To enable cloud-caching:

  1. On the Datasets page, select a supported data source in the Data Lakes list.

  2. In the top-right corner of the page, click the gear icon.

  3. In the Edit Source dialog, follow these steps:

    1. Select Advanced Options, and then select Enable asynchronous access when possible.

    2. Under Cache Options, select Enable local caching when possible.

    3. (Optional) In the Max percent of total available cache space to use when possible field, specify the maximum percentage of cache space that can be used by a data source on any single executor node. The default is 100% of the total disk space available on the mount point provided for caching.

    4. Click Save.

Configuring the Cache Path and Directory

The following can be specified:

  • executor.cache.path.db (optional) Database directory path - This is the path for the database directory to use for storing cached data. If you do not specify a database path, paths.local directory path is used.
  • executor.cache.path.fs (optional) File system path - This is the file system cache directory. If you do not specify a file system path, the paths.local path is used.

Cache is lost if the directory location is changed or the executor is restarted.

note

Dremio recommends a cloud cache directory size of at least 100 GB. See Additition Storage for more information.

Example

In the following dremio.conf example, a database path and four (4) file system paths are specified.

If these paths were not specified, the cache manager uses the local path /mnt/resource/dremio/data. Dremio uses 70 percent of the total available disk space for the specified database and file system mount paths.

Example Code Cache configuration
paths: {
# the local path for dremio to store data.
local: "/mnt/resource/dremio/data"

# the distributed path Dremio data including job results, downloads, uploads, etc
#dist: "file://"${paths.local}"/pdfs"
}

services: {
coordinator.enabled: false,
coordinator.master.enabled: false,
executor.enabled: true,
executor.cache.path.db : "/mnt/cachemanagerdisk/db",
executor.cache.path.fs : [ "/mnt/cachemanagerdisk/dir1","/mnt/cachemanagerdisk/dir2","/mnt/cachemanagerdisk/dir3","/mnt/cachemanagerdisk/dir4"]
}

zookeeper: "lak-azure-perf:"${services.coordinator.master.embedded-zookeeper.port}

Setting Up Caching for Reflection Data

You can improve the performance of queries that use reflections by enabling caching of reflection data.

If you are using a cloud storage provider, such as AWS, Google Cloud Platform, or Microsoft Azure, as a distributed store, caching is enabled by default. If you want to disable it, add the support key reflection.cloud.cache.enabled and set it to false. See Support Keys to learn how to add a support key.

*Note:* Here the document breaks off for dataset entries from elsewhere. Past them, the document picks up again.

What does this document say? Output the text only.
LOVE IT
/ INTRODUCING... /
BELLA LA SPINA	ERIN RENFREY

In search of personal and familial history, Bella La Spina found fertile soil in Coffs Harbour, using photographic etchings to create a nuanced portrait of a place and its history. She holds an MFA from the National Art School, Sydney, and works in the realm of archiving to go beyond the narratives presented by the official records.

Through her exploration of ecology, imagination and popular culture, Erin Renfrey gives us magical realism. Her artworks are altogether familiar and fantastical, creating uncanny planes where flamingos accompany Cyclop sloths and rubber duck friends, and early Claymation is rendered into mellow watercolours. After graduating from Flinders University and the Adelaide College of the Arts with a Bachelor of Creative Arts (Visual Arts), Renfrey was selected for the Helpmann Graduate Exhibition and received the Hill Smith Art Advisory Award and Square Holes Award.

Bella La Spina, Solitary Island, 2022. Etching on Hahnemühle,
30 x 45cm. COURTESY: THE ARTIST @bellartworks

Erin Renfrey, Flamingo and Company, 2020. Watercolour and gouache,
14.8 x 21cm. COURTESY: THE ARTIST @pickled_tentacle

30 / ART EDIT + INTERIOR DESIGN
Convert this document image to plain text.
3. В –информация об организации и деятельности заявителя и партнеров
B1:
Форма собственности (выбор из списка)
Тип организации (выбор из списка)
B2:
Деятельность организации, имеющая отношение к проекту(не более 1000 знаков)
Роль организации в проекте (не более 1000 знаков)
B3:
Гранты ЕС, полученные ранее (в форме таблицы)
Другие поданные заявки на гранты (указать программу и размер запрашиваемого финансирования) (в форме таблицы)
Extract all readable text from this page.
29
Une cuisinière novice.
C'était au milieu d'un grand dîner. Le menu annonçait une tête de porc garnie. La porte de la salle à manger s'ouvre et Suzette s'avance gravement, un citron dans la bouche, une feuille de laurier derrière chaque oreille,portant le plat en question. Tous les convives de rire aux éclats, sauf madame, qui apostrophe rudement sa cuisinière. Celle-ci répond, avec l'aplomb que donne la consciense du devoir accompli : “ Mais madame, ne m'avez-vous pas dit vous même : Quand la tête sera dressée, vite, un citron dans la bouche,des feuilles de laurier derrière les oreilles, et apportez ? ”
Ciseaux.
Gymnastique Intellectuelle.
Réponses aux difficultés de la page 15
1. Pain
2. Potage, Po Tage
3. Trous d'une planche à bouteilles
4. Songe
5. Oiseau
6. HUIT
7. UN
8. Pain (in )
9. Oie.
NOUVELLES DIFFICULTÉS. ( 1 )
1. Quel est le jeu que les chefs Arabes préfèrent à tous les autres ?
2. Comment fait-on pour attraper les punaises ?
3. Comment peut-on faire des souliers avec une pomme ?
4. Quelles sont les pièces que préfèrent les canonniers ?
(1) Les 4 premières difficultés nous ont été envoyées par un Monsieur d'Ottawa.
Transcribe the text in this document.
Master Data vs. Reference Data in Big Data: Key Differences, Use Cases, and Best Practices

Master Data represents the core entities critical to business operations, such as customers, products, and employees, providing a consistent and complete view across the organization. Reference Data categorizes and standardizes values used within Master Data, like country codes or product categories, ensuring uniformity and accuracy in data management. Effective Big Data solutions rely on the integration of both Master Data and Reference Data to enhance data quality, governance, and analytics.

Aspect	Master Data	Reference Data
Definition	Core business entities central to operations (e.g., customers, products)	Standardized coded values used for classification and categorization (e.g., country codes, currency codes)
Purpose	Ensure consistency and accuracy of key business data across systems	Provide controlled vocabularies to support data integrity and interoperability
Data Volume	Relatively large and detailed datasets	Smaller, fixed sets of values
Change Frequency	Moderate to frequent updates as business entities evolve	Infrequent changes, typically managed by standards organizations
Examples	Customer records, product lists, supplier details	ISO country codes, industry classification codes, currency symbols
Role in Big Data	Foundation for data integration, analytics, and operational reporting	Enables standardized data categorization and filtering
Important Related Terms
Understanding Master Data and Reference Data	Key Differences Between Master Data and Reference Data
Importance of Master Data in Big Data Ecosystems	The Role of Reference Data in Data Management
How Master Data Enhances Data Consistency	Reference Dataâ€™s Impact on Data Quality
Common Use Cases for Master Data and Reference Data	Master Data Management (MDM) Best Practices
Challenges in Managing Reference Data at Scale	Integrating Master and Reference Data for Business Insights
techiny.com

If you are using HDFS as a distributed store, uncomment dist.caching.enabled in the debug section of dremio.conf, and set it to true. Then, restart the cluster.

Best Practices

The following describes best practices for cloud-caching:

  • Use SSD/NVMe disks for best performance.
  • Provide disks with sufficient space to benefit from caching. Note that the cache will evict unused data when required.
  • To add capacity to the cache, add additional disks to the executor.cache.path.fs property in the dremio.conf file. Note that removing a disk is not supported.
  • When removing local caching on executor nodes, you need to:
    1. Remove the Cloud Cache options on the data source.
    2. Delete the Cache Manager database and file system folders.